Decididamente ella se encontraba a gusto en la alameda. Hasta el misterio del sitio, que al pronto le había causado un vago temor, comenzaba a placerla. Un vientecillo juguetón rizaba la amplia superficie del agua, prendiendo al sol en cabrilleos de oro y haciendo temblar en la opuesta orilla la imagen de los pintorescos matorrales de espinos y adelfas que la bordaban, por detrás de los cuales el cielo extendía su fondo de puro azul. En mitad del río, como una gaviota nadando, se destacaba la casita blanca del molino, al extremo de una isleta vestida de sauces, cuyas ramas colganderas se derramaban y mecían con languidez sobre la corriente apacible. Exceptuando el rumor lejano de la presa, el susurro de las hojas y el atronador ruido de los pájaros en los árboles, nada turbaba allí el silencio, si es que del silencio no son también las armonías de las brisas, de las aves y de las ondas.
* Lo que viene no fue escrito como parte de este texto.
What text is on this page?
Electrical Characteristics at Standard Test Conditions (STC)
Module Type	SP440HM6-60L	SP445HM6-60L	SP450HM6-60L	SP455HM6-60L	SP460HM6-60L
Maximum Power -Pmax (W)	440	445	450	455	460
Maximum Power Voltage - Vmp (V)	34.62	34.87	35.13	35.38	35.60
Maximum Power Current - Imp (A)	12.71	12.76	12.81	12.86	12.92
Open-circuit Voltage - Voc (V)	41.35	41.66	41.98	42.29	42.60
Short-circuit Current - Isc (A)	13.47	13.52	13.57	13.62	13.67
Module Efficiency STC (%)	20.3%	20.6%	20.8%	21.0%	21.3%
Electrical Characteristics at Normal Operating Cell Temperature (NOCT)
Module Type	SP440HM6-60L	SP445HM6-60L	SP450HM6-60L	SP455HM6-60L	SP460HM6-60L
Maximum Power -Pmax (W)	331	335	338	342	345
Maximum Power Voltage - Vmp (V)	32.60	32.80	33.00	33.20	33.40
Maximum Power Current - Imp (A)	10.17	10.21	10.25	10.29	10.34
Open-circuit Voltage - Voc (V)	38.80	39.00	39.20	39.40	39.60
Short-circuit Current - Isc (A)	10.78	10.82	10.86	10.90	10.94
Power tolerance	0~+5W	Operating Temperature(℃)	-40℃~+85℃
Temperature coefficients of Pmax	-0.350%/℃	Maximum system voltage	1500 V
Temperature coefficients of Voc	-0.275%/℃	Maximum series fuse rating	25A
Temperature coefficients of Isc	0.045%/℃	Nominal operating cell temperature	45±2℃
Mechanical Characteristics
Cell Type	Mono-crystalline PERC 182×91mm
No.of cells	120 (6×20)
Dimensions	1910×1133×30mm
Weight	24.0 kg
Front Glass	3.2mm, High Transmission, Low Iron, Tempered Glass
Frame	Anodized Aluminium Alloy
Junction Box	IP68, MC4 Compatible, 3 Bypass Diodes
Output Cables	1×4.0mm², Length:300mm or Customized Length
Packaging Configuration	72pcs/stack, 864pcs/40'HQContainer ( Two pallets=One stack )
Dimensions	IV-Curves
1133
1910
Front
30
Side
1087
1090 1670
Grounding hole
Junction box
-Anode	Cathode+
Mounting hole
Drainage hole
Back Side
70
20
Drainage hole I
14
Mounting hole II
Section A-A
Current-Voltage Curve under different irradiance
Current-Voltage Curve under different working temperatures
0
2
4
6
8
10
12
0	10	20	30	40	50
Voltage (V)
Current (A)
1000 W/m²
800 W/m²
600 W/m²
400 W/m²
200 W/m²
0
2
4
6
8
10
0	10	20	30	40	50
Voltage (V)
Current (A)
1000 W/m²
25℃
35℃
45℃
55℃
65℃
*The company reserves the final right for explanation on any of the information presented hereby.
Solo necesitaba ya los últimos toques el dibujo; Luis lo terminó mientras decía con su acento medio apasionado y medio ligero:

—¡Oh, chiquilla! ¡Si te vieras a ti misma…! Eres inimitable… Qué diantre, la suerte anda muy mal repartida; de andar mejor, tú estarías donde tu hermosura fuese el encanto de todos. Mujeres como tú no debían nacer para morir como las margaritas del campo; no admito, no concibo que Dios haya creado cosa tan linda para esconderla… ¡Ea! Ven a ver esto; ya se acabó.

Juana se levantó y recibió el álbum que mostraba Luis, poniéndose a contemplar el retrato con curiosidad. Se agradaba a sí misma. Nunca había tenido ocasión de mirarse en un espejo mayor que la palma de la mano, y no sabía cuánta era la gentileza de su talle. Dudaba de que la hermosura aquella fuese un reflejo de la suya; el señorito Luis, sin duda, había hecho la imagen tan graciosa únicamente por halagarla.

—¿Esta soy yo?

—Esa eres. Chuco gana contigo el ciento por ciento. ¡Qué diablo, no has sabido escoger novio! ¡Qué muchacha más tonta! Ahora voy con la copia para él: trae el álbum.

Por segunda vez colocó Luis bajo su lápiz un papel blanco, empezando a copiar el boceto, del que pensaba hacer despacio una preciosa acuarela. La Reina no se saciaba de mirarlo.

Por encima del hombro del joven, rozándole alguna vez con los cabellos, observaba la soltura con que trazaba líneas que iban reproduciéndola.

En su propia cara sentía Luis respirar a Juana, que absorta en la contemplación, no tenía conciencia de otra cosa. Luis sufría. El aliento aquel le deleitaba como el perfume purísimo e intenso de la flor de jara en las siestas de la solitaria montaña. «Cuando ya esté hecha la acuarela —pensaba—, le pondré un título que será un perfecto recuerdo: Tentación».

De improviso, alargando el papel y volviéndose, dijo:

—Toma.

Y le dio el retrato… y un beso que estalló como una palmada en la purpúrea mejilla de la Reina.

La sangre toda afluyó al rostro de la muchacha. Sintió que se desvanecía, pero se repuso, y sin pronunciar palabra, rápida como la luz, llevando el retrato en la mano y arrebatando el cesto al pasar, desapareció entre los álamos.

Cuenta la fama… (es decir, no lo cuenta la fama, porque es un secreto que solo puede contar la que lo aguarda) que hará tres meses, la noche de la boda de la Reina y Chuco, cuando las amigas de aquellas atribuían su llanto a las naturales cosas que hacen llorar en estas ocasiones, ella oprimía contra su corazón el retrato trazado en la alameda de la Tabla Grande del río, y suspiraba acariciando los recuerdos indelebles de las impresiones sentidas y de las palabras del pintor, que habían hecho desfilar ante sus ojos fugaces visiones más brillantes que una lluvia de estrellas.